Keeping contracts alive

A Bill to ensure completion of infrastructure projects

March 30, 2018 12:15 am | Updated 12:15 am IST

The Specific Relief (Amendment) Bill of 2017 is meant to ensure performance of a contract, be it building a road or a bridge. The Bill intends to wean the courts away from the usual practice of closing a case after a grant of monetary damages to the injured party to the contract. Instead, it pushes courts to direct parties to complete the promised project.

The Bill is an improvement on the Specific Relief Act of 1963 under which payment of damages was the rule and specific performance of contracts an “exception”.

The government said the time is ripe for amending the 1963 law as “the tremendous economic development since the enactment of the Act [has] brought in enormous commercial activities in India including foreign direct investments, public private partnerships, public utilities infrastructure developments, etc., which have prompted extensive reforms in the related laws to facilitate enforcement of contracts, settlement of disputes in speedy manner.”

The statement of objects and reasons in the new Bill says that the 1963 Act is not in tune with the rapid economic growth of the country. So, the 2017 Bill does away “with the wider discretion of courts to grant specific performance and to make specific performance of contract a general rule than exception subject to certain limited grounds.”

Further, it proposes for the substituted performance of contracts. That is, when a contract is broken, the party who suffers would be entitled to get the contract performed by a third party or by his own agency to recover expenses and costs, including compensation from the party who failed to perform his part of the contract. This would be an alternative remedy at the option of the party who suffers the broken contract. The Bill also proposes to enable courts to engage experts on specific issues and to secure their attendance.
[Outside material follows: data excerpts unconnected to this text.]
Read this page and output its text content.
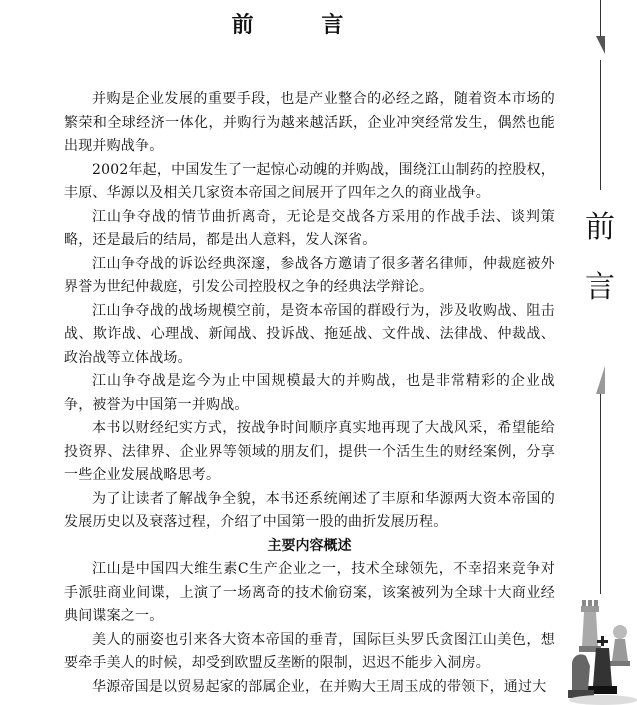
前 言

并购是企业发展的重要手段，也是产业整合的必经之路，随着资本市场的繁荣和全球经济一体化，并购行为越来越活跃，企业冲突经常发生，偶然也能出现并购战争。

2002年起，中国发生了一起惊心动魄的并购战，围绕江山制药的控股权，丰原、华源以及相关几家资本帝国之间展开了四年之久的商业战争。

江山争夺战的情节曲折离奇，无论是交战各方采用的作战手法、谈判策略，还是最后的结局，都是出人意料，发人深省。

江山争夺战的诉讼经典深邃，参战各方邀请了很多著名律师，仲裁庭被外界誉为世纪仲裁庭，引发公司控股权之争的经典法学辩论。

江山争夺战的战场规模空前，是资本帝国的群殴行为，涉及收购战、阻击战、欺诈战、心理战、新闻战、投诉战、拖延战、文件战、法律战、仲裁战、政治战等立体战场。

江山争夺战是迄今为止中国规模最大的并购战，也是非常精彩的企业战争，被誉为中国第一并购战。

本书以财经纪实方式，按战争时间顺序真实地再现了大战风采，希望能给投资界、法律界、企业界等领域的朋友们，提供一个活生生的财经案例，分享一些企业发展战略思考。

为了让读者了解战争全貌，本书还系统阐述了丰原和华源两大资本帝国的发展历史以及衰落过程，介绍了中国第一股的曲折发展历程。

主要内容概述

江山是中国四大维生素C生产企业之一，技术全球领先，不幸招来竞争对手派驻商业间谍，上演了一场离奇的技术偷窃案，该案被列为全球十大商业经典间谍案之一。

美人的丽姿也引来各大资本帝国的垂青，国际巨头罗氏贪图江山美色，想要牵手美人的时候，却受到欧盟反垄断的限制，迟迟不能步入洞房。

华源帝国是以贸易起家的部属企业，在并购大王周玉成的带领下，通过大

前
言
A new Section 20A is proposed for infrastructure project contracts. This provides that the court “shall not grant injunction in any suit, where it appears to it that granting injunction would cause hindrance or delay in the continuance or completion of the infrastructure project”.

The Department of Economic Affairs is the nodal agency for specifying various categories of projects and infrastructure sub-sectors, which is provided as Schedule to the Bill. The Department may amend the Schedule relating to any such category or sub-sectors.